On the door, the Greens’ policy to legalise drugs came under fire, but the issue on Denton residents’ lips was immigration. When I asked Spencer about this, her take came in two parts. She began with a recognisably Polanski-esque line – “I know immigration is good for our country, I will scream that from the rooftop” – before calling the immigration system “really unfair”.
Spencer explained that not everywhere in the UK has been affected in the same way and that people feel an unequal system has been “forced on” them.
“The north has taken a higher number of people who have refugee status than places in the south,” she continued, adding that supporting newcomers has largely fallen to community groups, charities and places of worship, while “companies like Serco make millions, billions out of it”.
“It’s unfair on taxpayers, but it’s also unfair on the human beings who are in it, who have been treated badly,” Spencer said. “And I think when you have that conversation with people, that’s the common ground – people share that view.”
On the legalisation of drugs, Spencer added that “if [Goodwin] can’t see that the system we’ve got with drugs in this country is broken and he’s not coming up with an alternative, then why would anyone think that he’d be a good MP for them in parliament?”
Gorton and Denton’s byelection is increasingly being viewed as a litmus test on where Britain is at: are we ready to welcome Nigel Farage and his new so-called shadow cabinet into Downing Street on a hard-right anti-immigration platform, or does a populist left message that points the finger at billionaires rather than asylum seekers resonate more with who we are as a country?
According to Spencer, it’s important to “unpick the things we’re angry about – kids not getting access to a good school, not getting a GP appointment – that’s not immigration, that’s underfunding of services”.
The government’s complicity in Israel’s genocide in Gaza, coupled with Starmer’s painful unpopularity and the fallout from the Epstein files ripping through Westminster, could deeply damage the chances of Labour’s candidate – long-standing Whalley Range councillor Angeliki Stogia.
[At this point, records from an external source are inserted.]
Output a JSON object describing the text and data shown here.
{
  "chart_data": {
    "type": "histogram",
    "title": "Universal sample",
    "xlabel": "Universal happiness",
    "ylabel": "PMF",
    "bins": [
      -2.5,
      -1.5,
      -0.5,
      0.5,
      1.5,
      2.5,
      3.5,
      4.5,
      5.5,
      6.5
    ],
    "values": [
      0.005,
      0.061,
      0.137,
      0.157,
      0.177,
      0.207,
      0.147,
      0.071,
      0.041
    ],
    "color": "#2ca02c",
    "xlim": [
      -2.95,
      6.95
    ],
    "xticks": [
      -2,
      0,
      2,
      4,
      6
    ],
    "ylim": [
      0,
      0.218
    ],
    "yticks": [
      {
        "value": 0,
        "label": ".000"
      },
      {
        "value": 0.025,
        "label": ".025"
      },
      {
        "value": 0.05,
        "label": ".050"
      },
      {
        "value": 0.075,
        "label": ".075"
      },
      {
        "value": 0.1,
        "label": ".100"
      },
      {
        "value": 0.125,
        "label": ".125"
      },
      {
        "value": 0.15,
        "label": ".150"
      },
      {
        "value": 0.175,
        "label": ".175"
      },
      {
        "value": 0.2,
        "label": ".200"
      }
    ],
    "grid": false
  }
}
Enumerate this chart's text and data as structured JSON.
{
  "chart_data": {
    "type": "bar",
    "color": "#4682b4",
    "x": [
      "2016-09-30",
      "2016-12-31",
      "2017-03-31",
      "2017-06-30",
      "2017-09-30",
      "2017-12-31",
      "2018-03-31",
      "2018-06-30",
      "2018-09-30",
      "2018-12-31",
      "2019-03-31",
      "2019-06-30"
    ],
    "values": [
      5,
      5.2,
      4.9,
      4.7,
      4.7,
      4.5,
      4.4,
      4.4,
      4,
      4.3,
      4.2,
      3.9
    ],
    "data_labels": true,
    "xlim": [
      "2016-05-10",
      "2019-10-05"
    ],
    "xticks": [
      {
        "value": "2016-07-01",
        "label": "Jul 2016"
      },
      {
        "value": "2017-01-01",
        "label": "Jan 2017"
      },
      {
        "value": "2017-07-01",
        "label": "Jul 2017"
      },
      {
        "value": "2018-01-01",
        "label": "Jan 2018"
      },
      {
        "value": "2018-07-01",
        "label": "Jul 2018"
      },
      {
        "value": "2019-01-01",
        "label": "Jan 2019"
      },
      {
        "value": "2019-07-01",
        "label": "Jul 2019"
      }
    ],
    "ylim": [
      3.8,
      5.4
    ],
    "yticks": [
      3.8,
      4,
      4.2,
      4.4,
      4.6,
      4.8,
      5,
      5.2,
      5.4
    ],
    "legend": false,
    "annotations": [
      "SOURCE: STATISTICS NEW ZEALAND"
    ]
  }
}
Labour may end up wishing they had allowed popular mayor Andy Burnham to stand instead.
Spencer told me that Gaza comes up on the door a lot – not just because some residents have family in Palestine but because there’s “this shared thing about injustice”. “A city like this has been built on working-class communities struggling together,” she said. “We have very high levels of empathy, and we’ve seen a Labour government still refuse to call it a genocide.”
The topic of Palestine is an easy win for the Greens over Labour, and Spencer slammed Keir Starmer’s infamous comment that Israel has “the right” to cut off water to Gaza’s population in our interview, calling it “a complete lack of humanity” and “absolutely abhorrent”.
“You can’t even do that here – if I don’t pay my water bill, you can’t turn my water off, because it’s such a fundamental human right.”
Campaign insiders told me that if turnout in Denton is high, the Greens could be in trouble, but as it stands, they think they’ve done enough in Levenshulme, Longsight and Burnage to see off Labour and Reform. Expending efforts in the more Reform-leaning Denton suggests the Greens believe there’s now breathing room from shoring up their base to winning over some voters in an area where their brand is a tougher sell.
Spencer said residents she meets while campaigning aren’t used to being told the truth, but she’s honest about what individual MPs can actually achieve. “I couldn’t be a good tradesperson if I was constantly lying to people – no one would book me again,” she laughed. “We don’t get away with that in any other area of life, so why is it okay in politics?”
Harriet Williamson is a commissioning editor and reporter for Novara Media.